Title :
A novel approach to sequence-of-documents focused text categorization using the concept of a degree of fuzzy set subsethood
Author :
Sławomir Zadrożny;Janusz Kacprzyk;Marek Gajewski
Author_Institution :
Systems Research Institute, Polish Academy of Sciences, ul. Newelska 6, 01-447 Warszawa, Poland
Abstract :
This work is meant as a step towards developing an effective and efficient procedure for a special type of the text categorization problem. A set of documents and a set of their categories are assumed. However, in addition to being assigned to a specific category, each document belongs to a certain sequence of documents, referred to as a case, comprising of documents from the same class. The problem considered is how to classify a document to a proper sequence of documents, or case, within a specified category. If each case is treated as a separate category, then the potential training datasets are rather small. We propose an algorithm which is based on a combination of two indicators characterizing a document to be classified: one reflecting its similarity to a case and one reflecting its similarity to a category.

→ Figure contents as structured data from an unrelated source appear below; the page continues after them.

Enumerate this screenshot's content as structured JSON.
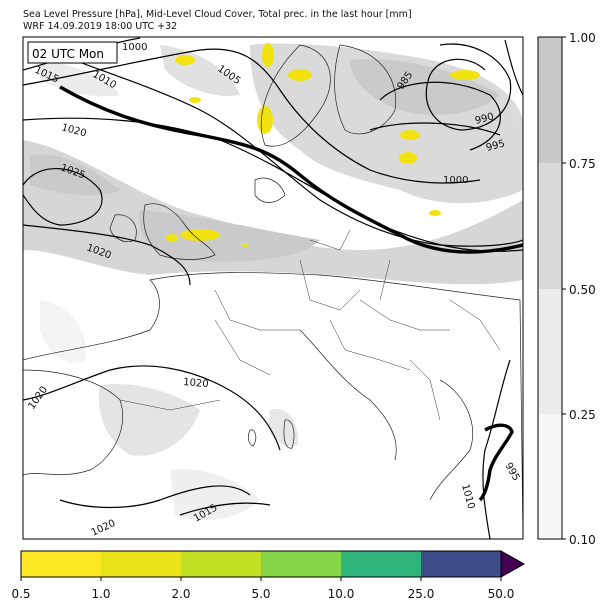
{
  "header": {
    "title_line1": "Sea Level Pressure [hPa], Mid-Level Cloud Cover, Total prec. in the last hour [mm]",
    "title_line2": "WRF 14.09.2019 18:00 UTC +32"
  },
  "map": {
    "time_box": "02 UTC Mon",
    "isobar_labels": [
      "1000",
      "1005",
      "1010",
      "1015",
      "1020",
      "1025",
      "985",
      "990",
      "995",
      "1000",
      "1020",
      "1020",
      "1020",
      "1020",
      "1015",
      "1010",
      "995"
    ]
  },
  "cloud_colorbar": {
    "ticks": [
      "1.00",
      "0.75",
      "0.50",
      "0.25",
      "0.10"
    ],
    "levels": [
      {
        "range": "0.75-1.00",
        "color": "#c8c8c8"
      },
      {
        "range": "0.50-0.75",
        "color": "#d9d9d9"
      },
      {
        "range": "0.25-0.50",
        "color": "#ebebeb"
      },
      {
        "range": "0.10-0.25",
        "color": "#f7f7f7"
      }
    ]
  },
  "precip_colorbar": {
    "ticks": [
      "0.5",
      "1.0",
      "2.0",
      "5.0",
      "10.0",
      "25.0",
      "50.0"
    ],
    "colors": [
      "#fde725",
      "#e8e419",
      "#c2df23",
      "#86d549",
      "#2fb47c",
      "#3e4c8a",
      "#440154"
    ]
  }
}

These indicators are based on the measure of subsethood of fuzzy sets. We study the effectiveness of the proposed algorithm for various combinations of weights of both indicators and subsethood measures employed.
Keywords :
"Text categorization","Hidden Markov models","Training","Weight measurement","Pragmatics","Fuzzy sets","Standards"
Conference_Titel :
Fuzzy Information Processing Society (NAFIPS) held jointly with 2015 5th World Conference on Soft Computing (WConSC), 2015 Annual Conference of the North American
DOI :
10.1109/NAFIPS-WConSC.2015.7284173